What is a Candlestick Chart?- 7 Important Things to Know

Candlestick charts are often considered the best tool for predicting price action. Many successful traders have mastered price action using candlestick charts. In this article, we will learn about candlesticks and how they visually represent prices. Let’s get started!

What is a candlestick in trading?

Stock trading is all about price, and one way to study stocks is through technical analysis. Within technical analysis, we have price action and many price and volume-based technical indicators. However, people generally prefer price action first. Price action simply means the movement of price within the chart. It involves closely analyzing how the price behaves at certain levels. The visual representation of the price is done through charts. There are different types of charts like line charts, Heikin-Ashi charts, bar charts, and candlestick charts. Out of all these, candlestick charts are something special. They are used by most traders worldwide along with some indicators.

But what’s so special about these candlestick charts?

A candlestick is a packed representation of price over a given period of time.

Let’s simplify it more.

A candlestick has 4 price points in it:

Open, High, Low, and Close. It is called OHLC in short.

Candlesticks and Time Frame

Candlesticks come in every time frame, like we can have a candlestick of 1 hour, 1 day, 1 week, 1 year, 2 weeks, 2 years, 1 minute, 5 minutes, 30 minutes, 3 minutes, 1 second, 5 seconds, 10 seconds, and so on. Now you might have an idea that a candlestick can be made for any time period. Since time is an infinite thing, we can never run out of units of time and so of candlesticks.

It all comes down to the point that price has a fractal nature.

How is a candlestick formed?

You have a time period of, say, 6 months. You can make a candlestick representation of the prices within that 6 months. But for that, you must know what the opening price (initial price simply) was for that 6-month period, what the highest price was within that period, what the lowest price was, and at the end of that 6 months, what the last price was. So, this is it. I think this is the simplest explanation of price representation through a candlestick.

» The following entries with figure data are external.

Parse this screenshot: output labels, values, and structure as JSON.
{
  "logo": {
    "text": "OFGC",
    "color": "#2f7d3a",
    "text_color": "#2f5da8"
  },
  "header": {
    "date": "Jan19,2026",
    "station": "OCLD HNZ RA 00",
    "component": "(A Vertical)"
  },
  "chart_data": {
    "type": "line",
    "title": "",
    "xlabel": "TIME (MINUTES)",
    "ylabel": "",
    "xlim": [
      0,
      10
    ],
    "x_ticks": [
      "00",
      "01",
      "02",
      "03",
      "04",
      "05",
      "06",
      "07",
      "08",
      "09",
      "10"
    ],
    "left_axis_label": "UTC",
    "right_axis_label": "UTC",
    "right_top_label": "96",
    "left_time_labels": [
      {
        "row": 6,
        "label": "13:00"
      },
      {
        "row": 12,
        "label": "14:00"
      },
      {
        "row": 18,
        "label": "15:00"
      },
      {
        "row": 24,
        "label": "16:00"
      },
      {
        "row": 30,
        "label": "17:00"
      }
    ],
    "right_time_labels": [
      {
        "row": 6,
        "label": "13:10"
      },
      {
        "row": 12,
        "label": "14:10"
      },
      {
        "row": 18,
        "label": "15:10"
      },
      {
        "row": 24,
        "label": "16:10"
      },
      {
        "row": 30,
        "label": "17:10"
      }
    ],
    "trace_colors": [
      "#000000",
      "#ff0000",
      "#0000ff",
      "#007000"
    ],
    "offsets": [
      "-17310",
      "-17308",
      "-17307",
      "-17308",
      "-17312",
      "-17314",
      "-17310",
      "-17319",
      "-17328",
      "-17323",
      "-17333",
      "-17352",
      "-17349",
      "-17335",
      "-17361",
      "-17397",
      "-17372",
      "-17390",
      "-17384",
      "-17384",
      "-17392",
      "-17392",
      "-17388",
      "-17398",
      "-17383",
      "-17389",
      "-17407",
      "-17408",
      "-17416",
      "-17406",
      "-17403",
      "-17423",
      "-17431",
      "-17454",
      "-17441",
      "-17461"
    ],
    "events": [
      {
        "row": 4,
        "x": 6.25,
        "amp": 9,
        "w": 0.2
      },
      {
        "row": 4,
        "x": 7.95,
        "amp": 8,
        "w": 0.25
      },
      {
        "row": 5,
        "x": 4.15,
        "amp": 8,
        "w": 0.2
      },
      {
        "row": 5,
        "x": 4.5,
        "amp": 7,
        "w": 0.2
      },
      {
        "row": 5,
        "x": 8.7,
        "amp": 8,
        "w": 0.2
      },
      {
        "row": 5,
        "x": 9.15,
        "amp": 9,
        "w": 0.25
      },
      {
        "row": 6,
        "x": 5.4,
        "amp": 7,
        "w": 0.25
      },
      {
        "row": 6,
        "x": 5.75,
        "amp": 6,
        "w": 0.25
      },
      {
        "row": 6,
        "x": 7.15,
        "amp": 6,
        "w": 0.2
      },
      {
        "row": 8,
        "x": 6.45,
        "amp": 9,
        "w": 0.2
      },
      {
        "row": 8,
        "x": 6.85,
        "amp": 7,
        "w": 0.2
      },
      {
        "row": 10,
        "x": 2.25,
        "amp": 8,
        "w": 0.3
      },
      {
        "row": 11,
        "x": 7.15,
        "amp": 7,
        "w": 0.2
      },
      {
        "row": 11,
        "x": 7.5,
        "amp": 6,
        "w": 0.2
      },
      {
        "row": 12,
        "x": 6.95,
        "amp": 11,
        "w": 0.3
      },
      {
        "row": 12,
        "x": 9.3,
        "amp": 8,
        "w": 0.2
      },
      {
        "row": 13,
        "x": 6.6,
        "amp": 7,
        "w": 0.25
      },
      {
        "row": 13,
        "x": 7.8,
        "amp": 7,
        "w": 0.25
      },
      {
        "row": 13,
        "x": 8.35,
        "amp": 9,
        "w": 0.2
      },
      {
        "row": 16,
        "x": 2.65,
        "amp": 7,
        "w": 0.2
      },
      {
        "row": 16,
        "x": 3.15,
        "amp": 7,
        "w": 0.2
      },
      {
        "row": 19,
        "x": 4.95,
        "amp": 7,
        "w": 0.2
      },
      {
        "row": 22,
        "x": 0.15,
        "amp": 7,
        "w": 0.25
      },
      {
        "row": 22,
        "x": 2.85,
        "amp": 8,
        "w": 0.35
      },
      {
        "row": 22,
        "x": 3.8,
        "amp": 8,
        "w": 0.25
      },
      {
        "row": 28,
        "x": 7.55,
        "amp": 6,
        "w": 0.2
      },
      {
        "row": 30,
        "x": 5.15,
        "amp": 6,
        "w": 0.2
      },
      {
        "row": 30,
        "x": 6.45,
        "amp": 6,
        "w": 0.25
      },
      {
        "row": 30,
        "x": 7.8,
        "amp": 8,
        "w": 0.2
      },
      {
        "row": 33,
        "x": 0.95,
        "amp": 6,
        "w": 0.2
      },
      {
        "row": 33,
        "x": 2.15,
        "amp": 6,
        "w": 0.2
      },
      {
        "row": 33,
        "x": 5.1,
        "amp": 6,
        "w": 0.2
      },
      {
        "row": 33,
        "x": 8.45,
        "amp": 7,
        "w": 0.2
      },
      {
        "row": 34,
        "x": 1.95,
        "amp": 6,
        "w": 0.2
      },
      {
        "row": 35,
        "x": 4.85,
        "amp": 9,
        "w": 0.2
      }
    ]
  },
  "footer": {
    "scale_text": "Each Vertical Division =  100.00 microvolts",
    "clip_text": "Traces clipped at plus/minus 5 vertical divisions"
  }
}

History of Candlestick Charts

Now, where did this price representation through candlesticks come from? It all started in Japan. There was a trader called Munehisa Honma, who is known as the father of candlestick charts. Japanese rice traders used candlestick charts for their trading. Then, it spread to the Western world, gradually to America, and finally into the stock markets and financial markets.

What is the importance of Candlestick Charts?

But why are these candlestick charts so important? Why are these charts prioritized over other methods of price representation? Because candlestick charts show the collective emotion of the crowd much better than other methods. These emotions are seen through the Open, High, Low, and Close prices in a given interval of time.

Types of Candlesticks

A candlestick is just a visual representation of price and has no inherent types. However, based on past price action and candlestick behavior, people have categorized some candlesticks by their patterns and formations.

While there is no exhaustive list of candlestick patterns, some commonly recognized ones include Doji, Hammer, and Engulfing. These types are based on their patterns and formations. These patterns help traders interpret market movements, though traders can also create and name their own unique patterns.

How to Read Price Action in Candlestick Charts?

To read price action in candlestick charts:

Start by understanding that each candlestick represents a specific time period and shows four key price points: Open, High, Low, and Close (OHLC). Here’s how to do it:

  1. Identify Candlestick Patterns: Look for common patterns like Doji, Hammer, and Engulfing. These patterns can indicate potential market trends and reversals.
  2. Analyze the Body and Wicks: The body of the candlestick shows the range between the opening and closing prices. The wicks (or shadows) show the highest and lowest prices during the period.
  3. Observe Trends: Look at a series of candlesticks to see if there are any trends. An upward trend (bullish trend) is indicated by a series of candlesticks with higher highs and higher lows. A downward trend (bearish trend) is indicated by lower highs and lower lows.
  4. Watch for Support and Resistance Levels: These are price levels where the stock tends to find support as it falls or resistance as it rises. Candlestick patterns at these levels can be significant indicators of future price movements.
  5. Use Volume: Volume can confirm price action. High volume on a bullish candlestick can indicate strong buying interest, while high volume on a bearish candlestick can indicate strong selling pressure.

By combining these elements, you can effectively read price action in candlestick charts and make informed trading decisions.

ALSO READ – What is the meaning of Market Price in the Stock Market?

The Bottom Line

Candlestick charts play an important role in trading. Their simplicity makes them popular among traders. However, these charts can be misleading if you are not fully aware of the other factors involved in trading. Therefore, it is important to learn how to read price action through candlestick charts before moving ahead. Happy trading!